Il avait vraiment l’air d’un beau petit garçon, quand on le voyait jouer sur l’herbe : innocent, gracieux, inoffensif. Et au début ce fut vraiment le cas. Je m’approchai en souriant, je l’invitai à me suivre, j’avais pris une voix douce comme du miel : j’étais un ami de son papa, j’allais l’emmener faire une belle promenade.
Il ne fit pas de difficulté, le petit. Il me suivit. Ensuite je le pris dans mes bras, il eut l’air content de monter dans la voiture. Je ne pensais pas que ce serait aussi facile.
« Où est-ce qu’on va ? » demanda-t-il. « Dans un joli coin, dis-je. Et après, Maman viendra te chercher. Mais il fait froid, laisse-moi te couvrir. » Lui, il aurait voulu mettre le nez à la fenêtre ! Michel, qui conduisait, et moi, on le tenait fermement entre nous, enveloppé dans une couverture, pour qu’on ne puisse pas le voir de dehors.
Les ennuis commencèrent une fois que nous fûmes en sûreté, à la maison. Non pas qu’Éric ait fait des caprices, ou qu’il se soit mis à hurler, ou à faire du boucan. Non, au contraire, il restait tranquille, il nous regardait avec beaucoup de gentillesse, comme deux oncles bien-aimés. Bien sûr, il posait un tas de questions incroyables, pourquoi ceci, pourquoi cela, quand sa maman allait-elle arriver, et cetera. Mais sage, sage, avec une gentille petite voix, extrêmement bien élevé.
On lui sourit ; il fallait l’occuper, Michel sortit pour acheter des gâteaux ; il aurait voulu acheter aussi des jouets mais je le lui déconseillai. Un type comme lui en train d’acheter des petites voitures et des ours en peluche alors que la nouvelle se répandait déjà dans Paris, et que la police était sur les dents ! Cela aurait été la dernière des bêtises.
Éric apprécia les petits gâteaux. Et pendant ce temps le soir tombait. De temps en temps, je jetais un coup d’œil par la fenêtre. Rien de suspect, heureusement. Mais plus loin là-bas, dans les parages, je sentais qu’ils nous cherchaient, comme une myriade d’insectes redoutablement malins qui se seraient réveillés, et qui maintenant fourmillaient frénétiquement dans tout Paris, parcourant systématiquement toute la ville, traçant des cercles concentriques qui se rapprochaient petit à petit. Je demandai à Michel d’éloigner l’enfant et j’allumai la radio. Ils s’intéressaient à moi, les habitants, les grosses pointures, les autorités constituées. Quelques heures plus tôt, j’étais un malfrat quelconque, et maintenant l’homme le plus important de Paris. Mon Dieu, comme ils m’aimaient !

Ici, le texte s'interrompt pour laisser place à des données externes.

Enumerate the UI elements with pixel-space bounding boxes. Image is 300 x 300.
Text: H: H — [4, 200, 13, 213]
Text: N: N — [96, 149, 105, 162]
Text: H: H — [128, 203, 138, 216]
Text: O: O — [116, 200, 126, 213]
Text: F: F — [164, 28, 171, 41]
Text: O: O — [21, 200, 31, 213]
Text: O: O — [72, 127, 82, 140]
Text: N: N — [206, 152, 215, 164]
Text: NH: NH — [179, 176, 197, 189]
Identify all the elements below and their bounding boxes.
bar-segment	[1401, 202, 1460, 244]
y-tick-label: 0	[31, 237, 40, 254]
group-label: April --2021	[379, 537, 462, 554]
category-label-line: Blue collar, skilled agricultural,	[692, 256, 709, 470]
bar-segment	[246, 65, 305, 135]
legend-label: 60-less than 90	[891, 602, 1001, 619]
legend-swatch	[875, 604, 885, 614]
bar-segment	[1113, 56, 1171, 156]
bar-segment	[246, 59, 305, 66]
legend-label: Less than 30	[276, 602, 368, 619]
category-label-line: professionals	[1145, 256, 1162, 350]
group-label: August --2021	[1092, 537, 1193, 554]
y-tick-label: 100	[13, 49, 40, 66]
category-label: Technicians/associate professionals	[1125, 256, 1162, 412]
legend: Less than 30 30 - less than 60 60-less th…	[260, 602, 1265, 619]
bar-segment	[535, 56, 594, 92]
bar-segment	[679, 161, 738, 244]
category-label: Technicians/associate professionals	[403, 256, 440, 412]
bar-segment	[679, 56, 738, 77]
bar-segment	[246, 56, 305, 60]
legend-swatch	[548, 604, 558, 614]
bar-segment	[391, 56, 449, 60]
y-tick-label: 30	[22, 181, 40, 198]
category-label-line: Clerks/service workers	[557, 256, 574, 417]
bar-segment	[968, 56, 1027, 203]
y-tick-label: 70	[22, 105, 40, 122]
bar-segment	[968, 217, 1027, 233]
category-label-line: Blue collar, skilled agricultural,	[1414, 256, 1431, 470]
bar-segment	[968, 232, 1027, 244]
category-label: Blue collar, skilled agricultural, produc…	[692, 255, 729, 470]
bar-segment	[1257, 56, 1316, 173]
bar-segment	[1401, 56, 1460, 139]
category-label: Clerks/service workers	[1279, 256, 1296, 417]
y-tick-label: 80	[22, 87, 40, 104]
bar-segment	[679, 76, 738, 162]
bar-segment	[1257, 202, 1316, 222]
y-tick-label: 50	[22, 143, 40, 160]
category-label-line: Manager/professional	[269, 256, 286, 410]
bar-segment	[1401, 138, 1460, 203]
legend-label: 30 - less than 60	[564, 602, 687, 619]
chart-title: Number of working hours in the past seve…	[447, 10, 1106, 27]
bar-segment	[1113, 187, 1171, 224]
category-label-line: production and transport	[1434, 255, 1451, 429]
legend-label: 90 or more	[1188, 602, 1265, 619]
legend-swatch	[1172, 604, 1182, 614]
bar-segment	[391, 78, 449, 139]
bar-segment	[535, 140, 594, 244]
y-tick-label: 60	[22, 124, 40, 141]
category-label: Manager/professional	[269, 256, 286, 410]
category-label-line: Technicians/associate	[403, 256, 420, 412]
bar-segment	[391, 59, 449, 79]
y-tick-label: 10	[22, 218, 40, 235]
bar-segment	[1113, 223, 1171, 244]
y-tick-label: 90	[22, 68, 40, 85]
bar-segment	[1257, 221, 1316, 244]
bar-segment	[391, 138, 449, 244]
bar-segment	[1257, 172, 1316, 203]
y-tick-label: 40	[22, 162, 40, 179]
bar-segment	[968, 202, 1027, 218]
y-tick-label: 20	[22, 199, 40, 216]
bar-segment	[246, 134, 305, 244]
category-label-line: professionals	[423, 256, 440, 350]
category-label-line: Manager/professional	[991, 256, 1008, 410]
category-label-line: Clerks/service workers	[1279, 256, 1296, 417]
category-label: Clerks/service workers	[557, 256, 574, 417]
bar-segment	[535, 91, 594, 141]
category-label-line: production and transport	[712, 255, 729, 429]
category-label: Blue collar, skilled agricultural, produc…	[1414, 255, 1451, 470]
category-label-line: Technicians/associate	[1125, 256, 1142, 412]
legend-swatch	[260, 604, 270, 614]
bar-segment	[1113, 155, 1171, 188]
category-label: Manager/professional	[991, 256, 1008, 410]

J’éteignis la radio, je m’apprêtai à aller de l’autre côté, là où Michel s’amusait avec le petit. Alors, pour la première fois, je m’aperçus que je n’avais plus le courage de continuer. À travers la porte j’entendais cette petite voix, si gracieuse, avec déjà cette façon aristocratique de prononcer les r, qui sentait les milliards à plein nez. Il ne pleurnichait pas, il ne faisait pas d’histoires, il ne disait rien d’insolent, il n’implorait pas la pitié. On aurait dit qu’il gazouillait. Et il nous faudrait peut-être le tuer.
Il mangea de bon appétit, il faut dire que nous avions préparé un bon petit repas bien comme il faut. Puis il s’assoupit dans un fauteuil. Une fois seulement il demanda quand sa maman allait arriver, mais sans trop s’impatienter. Il se laissa docilement mettre au lit, une minute après il dormait comme un bienheureux.
Pouvait-on rêver mieux ? Michel sortit pour téléphoner aux parents (depuis une cabine publique, bien entendu), puis lui aussi il alla dormir. Dormir ? La ville entière, la France entière s’était mobilisée contre nous, pour nous pincer. Il me semblait entendre le grondement que cela faisait, dehors, comme un trépignement immense qui de minute en minute augmentait. Mais ce n’est pas cela qui me faisait peur.
La peur se trouvait là, dans notre maison, étendue sur le lit, qui respirait doucement dans son sommeil, ses petits poings fermés. Un enfant de quatre ans, comme des milliers et des millions d’autres après tout, même si c’était un fils de milliardaire. Un petit corps tendre et fragile, semblable à ce que j’avais d’ailleurs été, moi aussi, autrefois. Qu’avait-il donc pour me faire éprouver une telle terreur ? Assis sur une chaise, immobile pour ne pas faire le moindre bruit, je le contemplais, fasciné. Comme la souris contemple, peut-être, le serpent qui sera sa perte.
Sur la table de nuit une petite veilleuse* était allumée. Je pouvais examiner tout à loisir ce petit visage rond, les lèvres entrouvertes, l’infime mouvement régulier de la respiration. De temps à autre un léger frémissement, comme provoqué par une pensée douloureuse. À quoi rêvait-il ?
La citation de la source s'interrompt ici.